Fata Morgana (1971), directed by Werner Herzog. Christopher S. Long ends his review of this film with the remark: “But really, there’s just no way to describe it.” And yes, the film is a hallucinatory experience offering the patient viewer the simulation of a mirage. The opening of the film gives us four minutes (seems like more) of airplanes of various sizes landing on the same strip in the rippling heat. This opening should tell us we have arrived on a strange planet, a planet with beauty and ugliness and devastation and hilarity and sadness and things seen that remain unseen, mysterious, disturbing, shaped and shifting. Meanwhile a voice over gives us remnants of a curious creation myth. Curious and curiouser, we travel a wonderland of desert images. We have abandoned places and vehicles, an assortment of people, including child soldiers, a frogman scientist, a man with a monitor, a child holding a strange fox-like creature, a musical duo the like of which you have probably never seen before, and a fellow lying back and puffing a small ball up and down. As we watch these strange goings-on, the soundtrack gives us everything from Mozart to Leonard Cohen, Blind Faith, and Third Ear Band. What does all this add up to? Is this a documentary or simply a vision of Hell pretending to be Paradise? The tourists, or are they tourists, near the end who bend and wave from beneath the sand dunes just might remind us of the Inferno, or they just may be having fun. In any case, we have enough shots of destroyed spaces and desiccated carcases to let us know the planet has not fared well under the stewardship of human beings. This is quite an amazing film, even for Werner Herzog.
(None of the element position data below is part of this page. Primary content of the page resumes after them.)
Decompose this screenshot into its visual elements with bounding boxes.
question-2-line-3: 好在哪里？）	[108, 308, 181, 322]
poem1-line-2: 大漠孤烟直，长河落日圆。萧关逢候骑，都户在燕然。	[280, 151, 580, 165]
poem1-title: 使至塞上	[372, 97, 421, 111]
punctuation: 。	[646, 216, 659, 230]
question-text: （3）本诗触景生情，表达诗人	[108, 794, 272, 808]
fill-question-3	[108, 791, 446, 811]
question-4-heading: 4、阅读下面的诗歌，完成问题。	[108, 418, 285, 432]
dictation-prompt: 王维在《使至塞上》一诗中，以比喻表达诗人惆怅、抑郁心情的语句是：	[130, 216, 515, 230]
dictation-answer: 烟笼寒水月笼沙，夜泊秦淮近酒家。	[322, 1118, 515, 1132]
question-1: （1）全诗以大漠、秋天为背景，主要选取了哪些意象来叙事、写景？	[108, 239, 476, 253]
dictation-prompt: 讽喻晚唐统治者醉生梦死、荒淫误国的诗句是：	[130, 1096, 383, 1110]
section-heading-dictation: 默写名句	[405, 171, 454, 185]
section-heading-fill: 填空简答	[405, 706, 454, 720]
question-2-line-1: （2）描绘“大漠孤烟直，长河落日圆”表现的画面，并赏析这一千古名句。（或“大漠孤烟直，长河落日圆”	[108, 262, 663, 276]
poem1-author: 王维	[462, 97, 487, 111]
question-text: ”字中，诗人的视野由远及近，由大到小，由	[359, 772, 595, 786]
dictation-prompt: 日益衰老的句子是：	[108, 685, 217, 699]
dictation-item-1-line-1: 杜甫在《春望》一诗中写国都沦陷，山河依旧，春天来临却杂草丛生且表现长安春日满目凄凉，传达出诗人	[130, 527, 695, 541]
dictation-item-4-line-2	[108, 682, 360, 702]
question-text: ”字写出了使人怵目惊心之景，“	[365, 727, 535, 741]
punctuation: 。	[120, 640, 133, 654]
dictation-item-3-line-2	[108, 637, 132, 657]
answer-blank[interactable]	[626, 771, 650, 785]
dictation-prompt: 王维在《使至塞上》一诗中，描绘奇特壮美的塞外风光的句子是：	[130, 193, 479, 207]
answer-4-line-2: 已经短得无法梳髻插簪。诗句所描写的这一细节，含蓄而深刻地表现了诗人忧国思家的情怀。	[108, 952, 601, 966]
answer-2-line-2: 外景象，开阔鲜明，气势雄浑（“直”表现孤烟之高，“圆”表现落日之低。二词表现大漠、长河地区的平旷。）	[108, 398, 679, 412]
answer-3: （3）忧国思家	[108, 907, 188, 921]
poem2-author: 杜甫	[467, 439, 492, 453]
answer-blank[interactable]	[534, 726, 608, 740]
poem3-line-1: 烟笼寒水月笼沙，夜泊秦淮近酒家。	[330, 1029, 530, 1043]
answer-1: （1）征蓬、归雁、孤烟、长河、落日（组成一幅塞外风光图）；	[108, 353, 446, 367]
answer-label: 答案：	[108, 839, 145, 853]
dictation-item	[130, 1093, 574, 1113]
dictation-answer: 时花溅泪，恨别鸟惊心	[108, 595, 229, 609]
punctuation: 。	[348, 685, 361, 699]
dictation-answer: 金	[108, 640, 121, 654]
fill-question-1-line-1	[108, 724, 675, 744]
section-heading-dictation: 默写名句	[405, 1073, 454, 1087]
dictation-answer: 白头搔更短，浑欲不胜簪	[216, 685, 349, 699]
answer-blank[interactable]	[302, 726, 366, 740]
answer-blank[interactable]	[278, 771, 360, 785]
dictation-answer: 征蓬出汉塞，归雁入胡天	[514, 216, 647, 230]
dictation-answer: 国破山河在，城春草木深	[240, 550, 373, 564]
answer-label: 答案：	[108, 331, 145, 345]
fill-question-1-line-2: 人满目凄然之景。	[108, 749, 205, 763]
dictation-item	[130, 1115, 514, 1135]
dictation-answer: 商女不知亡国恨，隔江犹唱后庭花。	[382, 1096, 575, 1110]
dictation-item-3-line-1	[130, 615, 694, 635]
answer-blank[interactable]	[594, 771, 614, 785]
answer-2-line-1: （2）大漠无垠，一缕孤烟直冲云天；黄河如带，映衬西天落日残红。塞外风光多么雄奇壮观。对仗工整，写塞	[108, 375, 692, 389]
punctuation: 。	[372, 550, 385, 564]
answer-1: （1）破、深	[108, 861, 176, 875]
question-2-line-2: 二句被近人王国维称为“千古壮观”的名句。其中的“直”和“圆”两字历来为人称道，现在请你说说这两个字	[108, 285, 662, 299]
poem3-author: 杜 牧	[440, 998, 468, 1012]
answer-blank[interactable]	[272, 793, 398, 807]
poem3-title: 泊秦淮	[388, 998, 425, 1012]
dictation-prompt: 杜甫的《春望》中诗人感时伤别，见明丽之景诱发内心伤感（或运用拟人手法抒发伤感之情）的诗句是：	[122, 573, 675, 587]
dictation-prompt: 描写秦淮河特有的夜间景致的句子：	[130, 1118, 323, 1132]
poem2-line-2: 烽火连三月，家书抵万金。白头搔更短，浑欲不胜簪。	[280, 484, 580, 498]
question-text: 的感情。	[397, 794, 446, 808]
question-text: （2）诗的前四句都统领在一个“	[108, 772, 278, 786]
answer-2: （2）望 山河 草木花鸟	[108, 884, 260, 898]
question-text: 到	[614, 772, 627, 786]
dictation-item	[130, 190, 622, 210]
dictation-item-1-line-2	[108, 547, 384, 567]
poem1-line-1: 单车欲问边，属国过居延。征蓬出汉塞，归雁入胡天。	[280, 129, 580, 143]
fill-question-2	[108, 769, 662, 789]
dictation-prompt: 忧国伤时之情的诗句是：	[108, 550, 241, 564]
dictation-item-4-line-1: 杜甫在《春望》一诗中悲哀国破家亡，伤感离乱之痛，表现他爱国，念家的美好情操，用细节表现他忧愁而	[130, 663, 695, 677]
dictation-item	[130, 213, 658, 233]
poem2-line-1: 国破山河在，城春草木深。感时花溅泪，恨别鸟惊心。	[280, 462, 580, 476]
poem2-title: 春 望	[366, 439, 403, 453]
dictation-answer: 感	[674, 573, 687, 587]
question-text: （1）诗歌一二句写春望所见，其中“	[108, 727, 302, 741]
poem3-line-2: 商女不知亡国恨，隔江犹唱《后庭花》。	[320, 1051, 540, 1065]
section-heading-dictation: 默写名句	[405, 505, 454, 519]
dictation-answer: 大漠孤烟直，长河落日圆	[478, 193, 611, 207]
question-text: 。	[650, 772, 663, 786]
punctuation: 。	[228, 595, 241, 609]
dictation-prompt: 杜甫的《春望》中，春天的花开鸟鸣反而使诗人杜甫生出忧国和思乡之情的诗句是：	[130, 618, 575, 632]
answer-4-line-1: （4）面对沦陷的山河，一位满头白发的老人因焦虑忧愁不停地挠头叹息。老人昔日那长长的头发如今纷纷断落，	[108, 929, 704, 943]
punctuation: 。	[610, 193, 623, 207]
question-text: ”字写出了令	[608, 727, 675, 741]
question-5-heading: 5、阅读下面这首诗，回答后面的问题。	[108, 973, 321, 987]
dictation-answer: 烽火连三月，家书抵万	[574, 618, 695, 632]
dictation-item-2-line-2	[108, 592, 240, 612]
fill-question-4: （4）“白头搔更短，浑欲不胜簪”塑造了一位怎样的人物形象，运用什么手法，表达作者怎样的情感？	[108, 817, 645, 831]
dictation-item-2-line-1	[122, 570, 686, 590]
Baal (1970), directed by Volker Schlondorff. Rainer Werner Fassbinder stars as the eponymous character, bad-boy poet Baal, in this exercise in “New German Cinema.” The film is an adaptation of Bertolt Brecht’s first play, and it has that Brechtian manner of alienating the viewer. Be prepared. While watching the film, I kept thinking of Chatterton, the marvelous boy who died sleepless in his pride, although Baal is the antithesis of the Romantic Chatterton. Baal is the quintessential bad boy, rebel without a real cause, except for a general disdain of everything. The film proceeds in some 24 short chapters in which Baal displays disgust for everything and everyone he meets. He is supposedly a poet of some genius, the film Bucket of Blood kept coming to mind whenever Baal began intoning his “poetry.” Perhaps the one thing Baal, both the film and the character, have going for them is an, what shall I call it?, appreciation for earthiness, even dirt and the body’s place in the earth. What comes to mind here are the likes of Norman O. Brown and Wilhelm Reich, and a certain aspect of the 1960s. In short, this is not a film that will “entertain” you in the usual sense of the word, but it is a film that may set you thinking about such things as conformity, celebrity, non-conformity, anonymity, sexuality, and the surprising unpleasantness of humanity.